Rensselaer Department of Cognitive Science

PHIL 4260 Philosophy of AI

Course Overview

The optimistic claims of the early AI researchers ("we'll have an intelligent being in a few decades!") haven't come anywhere close to being true. In fact, many AI researchers have given up on the idea to create a "general-purpose" intelligent being, and instead focus on highly specific techniques to solve highly specific problems. Indeed, any relation between AI and cognitive science can sometimes be hard to find. In this course, however, I want to go back to the original vision of AI: to create an intelligent being, and to inform us about cognition in general. So, in this course, I want to ask the questions: What, if anything, has gone wrong with AI? Do the philosophers of mind have anything to say about this? Can the cognitive psychologists offer some new models that AI could try and implement? And vice versa: what philosophical questions are raised or answered by the successes and failures of AI? And can the cognitive psychologists learn anything from AI? We will talk about general AI techniques such as semantic networks, production systems, neural networks, and natural language processing, and explore what their limitations are in terms of informing us in the study of cognitive phenomena such as reasoning, decision-making, learning, and perception and action.

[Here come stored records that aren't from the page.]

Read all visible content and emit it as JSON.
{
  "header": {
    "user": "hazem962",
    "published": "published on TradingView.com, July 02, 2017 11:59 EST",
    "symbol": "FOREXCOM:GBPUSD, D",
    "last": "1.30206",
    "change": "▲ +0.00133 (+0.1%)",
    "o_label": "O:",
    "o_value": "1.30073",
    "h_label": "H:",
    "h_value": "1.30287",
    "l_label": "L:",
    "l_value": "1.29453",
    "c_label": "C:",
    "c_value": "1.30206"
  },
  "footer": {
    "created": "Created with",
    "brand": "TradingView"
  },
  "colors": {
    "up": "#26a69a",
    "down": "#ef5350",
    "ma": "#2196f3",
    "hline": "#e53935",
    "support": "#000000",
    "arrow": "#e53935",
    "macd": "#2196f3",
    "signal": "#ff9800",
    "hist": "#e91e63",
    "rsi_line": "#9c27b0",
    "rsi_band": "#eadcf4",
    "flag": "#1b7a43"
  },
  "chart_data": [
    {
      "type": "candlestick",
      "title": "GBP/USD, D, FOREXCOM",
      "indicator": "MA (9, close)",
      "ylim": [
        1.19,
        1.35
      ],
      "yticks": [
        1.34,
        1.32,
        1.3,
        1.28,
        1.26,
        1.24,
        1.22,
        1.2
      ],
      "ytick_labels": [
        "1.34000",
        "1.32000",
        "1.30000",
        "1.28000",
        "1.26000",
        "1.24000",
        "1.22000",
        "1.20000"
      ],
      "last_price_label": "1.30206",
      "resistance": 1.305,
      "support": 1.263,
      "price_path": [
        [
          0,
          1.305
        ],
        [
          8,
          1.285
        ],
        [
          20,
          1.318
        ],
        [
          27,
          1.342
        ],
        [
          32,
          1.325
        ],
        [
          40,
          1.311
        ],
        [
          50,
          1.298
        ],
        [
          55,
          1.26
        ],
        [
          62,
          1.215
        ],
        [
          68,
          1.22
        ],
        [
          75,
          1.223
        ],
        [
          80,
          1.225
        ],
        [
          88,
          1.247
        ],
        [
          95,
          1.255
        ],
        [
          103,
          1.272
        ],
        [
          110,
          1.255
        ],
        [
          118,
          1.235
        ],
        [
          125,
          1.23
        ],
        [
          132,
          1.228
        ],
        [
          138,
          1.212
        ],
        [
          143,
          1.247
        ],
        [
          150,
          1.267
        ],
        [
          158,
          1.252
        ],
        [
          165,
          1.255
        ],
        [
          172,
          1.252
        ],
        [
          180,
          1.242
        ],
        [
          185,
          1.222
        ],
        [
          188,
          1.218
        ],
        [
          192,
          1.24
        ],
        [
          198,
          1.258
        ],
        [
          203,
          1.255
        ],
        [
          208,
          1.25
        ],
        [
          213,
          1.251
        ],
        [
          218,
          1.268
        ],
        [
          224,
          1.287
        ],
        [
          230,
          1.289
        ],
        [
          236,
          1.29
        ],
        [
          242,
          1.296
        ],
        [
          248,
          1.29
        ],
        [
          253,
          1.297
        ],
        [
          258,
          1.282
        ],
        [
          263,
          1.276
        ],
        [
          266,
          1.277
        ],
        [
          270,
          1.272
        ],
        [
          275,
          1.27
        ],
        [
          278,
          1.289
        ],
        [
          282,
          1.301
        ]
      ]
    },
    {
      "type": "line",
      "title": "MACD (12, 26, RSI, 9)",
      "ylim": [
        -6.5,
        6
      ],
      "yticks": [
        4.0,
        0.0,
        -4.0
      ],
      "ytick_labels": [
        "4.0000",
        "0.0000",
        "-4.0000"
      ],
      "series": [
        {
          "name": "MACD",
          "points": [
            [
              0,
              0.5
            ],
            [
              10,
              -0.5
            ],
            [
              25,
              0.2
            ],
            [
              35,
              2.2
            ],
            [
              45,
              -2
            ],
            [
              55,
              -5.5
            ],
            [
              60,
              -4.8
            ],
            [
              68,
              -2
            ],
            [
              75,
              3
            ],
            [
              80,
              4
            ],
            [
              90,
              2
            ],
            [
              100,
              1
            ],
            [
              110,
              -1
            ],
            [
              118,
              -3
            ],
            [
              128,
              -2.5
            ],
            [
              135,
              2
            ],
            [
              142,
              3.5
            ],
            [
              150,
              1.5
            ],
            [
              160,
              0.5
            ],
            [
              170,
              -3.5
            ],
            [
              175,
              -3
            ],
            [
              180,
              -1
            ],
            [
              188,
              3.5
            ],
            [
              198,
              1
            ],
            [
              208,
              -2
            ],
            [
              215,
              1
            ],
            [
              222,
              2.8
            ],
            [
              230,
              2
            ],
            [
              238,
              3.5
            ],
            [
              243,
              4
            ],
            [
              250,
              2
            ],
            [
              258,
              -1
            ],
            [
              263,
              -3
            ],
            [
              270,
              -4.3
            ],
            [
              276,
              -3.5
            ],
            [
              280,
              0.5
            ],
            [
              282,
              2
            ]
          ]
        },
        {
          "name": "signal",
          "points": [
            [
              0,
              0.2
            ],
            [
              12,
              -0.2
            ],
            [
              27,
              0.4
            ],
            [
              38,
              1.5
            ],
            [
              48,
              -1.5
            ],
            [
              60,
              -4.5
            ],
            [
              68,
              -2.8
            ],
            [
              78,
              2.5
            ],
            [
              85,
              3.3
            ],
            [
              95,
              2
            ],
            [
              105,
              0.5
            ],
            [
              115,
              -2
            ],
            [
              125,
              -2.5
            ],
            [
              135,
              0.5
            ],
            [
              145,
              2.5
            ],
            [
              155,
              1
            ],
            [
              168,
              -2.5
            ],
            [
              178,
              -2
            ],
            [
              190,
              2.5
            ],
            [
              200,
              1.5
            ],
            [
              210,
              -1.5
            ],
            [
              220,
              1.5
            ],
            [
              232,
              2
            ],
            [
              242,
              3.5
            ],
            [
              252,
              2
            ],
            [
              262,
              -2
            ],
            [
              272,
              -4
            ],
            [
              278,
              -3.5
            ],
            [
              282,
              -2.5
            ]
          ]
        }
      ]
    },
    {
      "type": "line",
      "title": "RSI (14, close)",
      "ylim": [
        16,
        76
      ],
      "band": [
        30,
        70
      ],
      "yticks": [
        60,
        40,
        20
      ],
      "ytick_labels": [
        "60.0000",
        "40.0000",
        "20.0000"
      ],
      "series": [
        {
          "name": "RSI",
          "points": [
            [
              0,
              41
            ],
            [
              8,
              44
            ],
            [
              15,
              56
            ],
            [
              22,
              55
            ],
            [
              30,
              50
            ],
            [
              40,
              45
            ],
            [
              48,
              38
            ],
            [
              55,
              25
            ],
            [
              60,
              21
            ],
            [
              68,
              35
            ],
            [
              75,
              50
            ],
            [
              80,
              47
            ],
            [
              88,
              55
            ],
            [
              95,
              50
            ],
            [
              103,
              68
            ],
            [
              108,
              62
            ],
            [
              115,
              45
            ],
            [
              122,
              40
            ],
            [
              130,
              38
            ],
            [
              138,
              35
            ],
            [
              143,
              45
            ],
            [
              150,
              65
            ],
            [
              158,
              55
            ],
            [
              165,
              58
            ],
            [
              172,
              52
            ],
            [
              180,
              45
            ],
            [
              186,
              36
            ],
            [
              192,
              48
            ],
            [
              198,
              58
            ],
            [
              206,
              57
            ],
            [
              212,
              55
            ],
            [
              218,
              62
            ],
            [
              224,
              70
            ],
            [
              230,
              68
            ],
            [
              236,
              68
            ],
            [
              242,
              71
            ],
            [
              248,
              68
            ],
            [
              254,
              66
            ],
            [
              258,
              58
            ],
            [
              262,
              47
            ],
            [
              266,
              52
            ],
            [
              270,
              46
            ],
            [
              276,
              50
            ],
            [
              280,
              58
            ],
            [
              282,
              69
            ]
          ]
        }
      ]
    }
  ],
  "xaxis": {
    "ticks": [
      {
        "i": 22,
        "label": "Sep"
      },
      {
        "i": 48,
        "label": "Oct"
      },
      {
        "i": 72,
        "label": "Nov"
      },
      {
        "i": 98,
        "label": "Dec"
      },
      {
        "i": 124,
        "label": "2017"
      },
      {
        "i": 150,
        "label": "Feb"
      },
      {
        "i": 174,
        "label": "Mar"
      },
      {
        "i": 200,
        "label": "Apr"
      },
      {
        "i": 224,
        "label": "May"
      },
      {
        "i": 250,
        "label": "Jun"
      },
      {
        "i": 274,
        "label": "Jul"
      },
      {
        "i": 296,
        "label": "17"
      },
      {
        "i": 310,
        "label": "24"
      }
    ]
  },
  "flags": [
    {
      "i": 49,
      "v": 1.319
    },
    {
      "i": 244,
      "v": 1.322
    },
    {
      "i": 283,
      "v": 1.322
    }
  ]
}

Connections to Other Courses

There are no official prerequisites for this course, but I do require students to have some general background in philosophy, psychology, computer science, and logic. Excellent background courses would be IHSS-1140 Minds and Machines, COGS-2120 Introduction to Cognitive Science, and of course CSCI-4150 Introduction to AI. Other useful courses are CSCI-1200 Data Structures, CSCI-2300 Introduction to Algorithms, PHIL-2140 Introduction to Logic, PHIL-4140 Intermediate Logic, PHIL-4420 Computability and Logic, and PSYC-4370 Cognitive Psychology.